Jenny Saville is one of the most celebrated British painters of her generation, acclaimed for her monumental canvases that confront and redefine traditional representations of the human body.
Born in Cambridge in 1970, she studied at the Glasgow School of Art between 1988 and 1992, where her large-scale figurative works quickly drew critical attention. Her reputation was cemented in the early 1990s when Charles Saatchi commissioned an ambitious series of paintings, leading to her inclusion in the landmark Sensation exhibition at the Royal Academy in 1997 alongside fellow Young British Artists.

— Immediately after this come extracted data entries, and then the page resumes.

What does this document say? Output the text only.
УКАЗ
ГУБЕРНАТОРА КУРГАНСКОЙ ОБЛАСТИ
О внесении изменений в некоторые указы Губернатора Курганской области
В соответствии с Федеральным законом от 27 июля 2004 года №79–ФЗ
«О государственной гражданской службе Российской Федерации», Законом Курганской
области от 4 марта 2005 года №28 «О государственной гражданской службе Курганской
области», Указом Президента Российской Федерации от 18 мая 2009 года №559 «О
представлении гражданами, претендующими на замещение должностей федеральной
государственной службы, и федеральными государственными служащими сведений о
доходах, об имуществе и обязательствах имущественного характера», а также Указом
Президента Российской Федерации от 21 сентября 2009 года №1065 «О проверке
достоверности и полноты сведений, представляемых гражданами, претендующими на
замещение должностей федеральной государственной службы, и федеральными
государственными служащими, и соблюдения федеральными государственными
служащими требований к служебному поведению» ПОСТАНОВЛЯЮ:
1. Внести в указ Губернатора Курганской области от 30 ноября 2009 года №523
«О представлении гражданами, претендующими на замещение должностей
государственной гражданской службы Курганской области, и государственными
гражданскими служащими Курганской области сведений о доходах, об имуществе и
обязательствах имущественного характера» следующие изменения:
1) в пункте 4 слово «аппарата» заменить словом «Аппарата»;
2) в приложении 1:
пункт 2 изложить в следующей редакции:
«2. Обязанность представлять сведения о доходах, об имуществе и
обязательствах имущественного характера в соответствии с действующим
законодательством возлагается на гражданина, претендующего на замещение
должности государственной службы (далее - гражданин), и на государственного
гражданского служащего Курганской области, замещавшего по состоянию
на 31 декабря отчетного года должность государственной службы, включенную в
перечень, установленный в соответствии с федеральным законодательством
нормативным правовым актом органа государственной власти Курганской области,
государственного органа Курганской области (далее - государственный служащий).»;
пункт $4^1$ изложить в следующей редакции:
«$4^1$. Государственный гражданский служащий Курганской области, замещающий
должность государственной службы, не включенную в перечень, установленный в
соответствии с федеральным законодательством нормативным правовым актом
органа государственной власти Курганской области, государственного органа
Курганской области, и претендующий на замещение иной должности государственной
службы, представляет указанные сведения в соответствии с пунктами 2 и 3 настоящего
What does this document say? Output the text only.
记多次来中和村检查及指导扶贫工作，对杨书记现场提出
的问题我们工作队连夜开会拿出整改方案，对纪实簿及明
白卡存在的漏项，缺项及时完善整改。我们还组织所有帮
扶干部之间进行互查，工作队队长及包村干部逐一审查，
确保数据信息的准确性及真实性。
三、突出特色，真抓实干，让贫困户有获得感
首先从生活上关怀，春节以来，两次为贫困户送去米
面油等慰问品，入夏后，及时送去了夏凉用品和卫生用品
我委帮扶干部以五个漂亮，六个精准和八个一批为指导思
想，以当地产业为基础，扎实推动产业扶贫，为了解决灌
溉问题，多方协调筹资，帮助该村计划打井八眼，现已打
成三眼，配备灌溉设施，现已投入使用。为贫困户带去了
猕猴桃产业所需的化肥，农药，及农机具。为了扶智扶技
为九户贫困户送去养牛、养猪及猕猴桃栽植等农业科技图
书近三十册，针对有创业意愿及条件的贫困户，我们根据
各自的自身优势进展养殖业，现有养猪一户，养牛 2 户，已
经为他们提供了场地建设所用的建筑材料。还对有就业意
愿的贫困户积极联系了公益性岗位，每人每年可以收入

Saville’s practice is defined by her visceral engagement with flesh, form, and scale. Working primarily in oil, she layers paint to explore corporeality with both unflinching realism and expressive abstraction. Her subjects often grapple with themes of identity, gender, and the lived experience of the body, challenging historical ideals of beauty and portraiture. From her early works that magnified female flesh in bold, uncompromising detail, to her later explorations of motherhood, intimacy, and the body in motion, Saville’s paintings command both critical and public attention.
Today, Jenny Saville’s works are held in major international collections, including Tate, the Metropolitan Museum of Art, and the Museum of Modern Art. She has exhibited globally, with solo shows in London, New York, and beyond, and in 2018 was elected a Royal Academician. Recognised as one of the most influential painters working today, Saville continues to expand the possibilities of contemporary figurative painting, her canvases both celebrating and interrogating the complexities of human existence.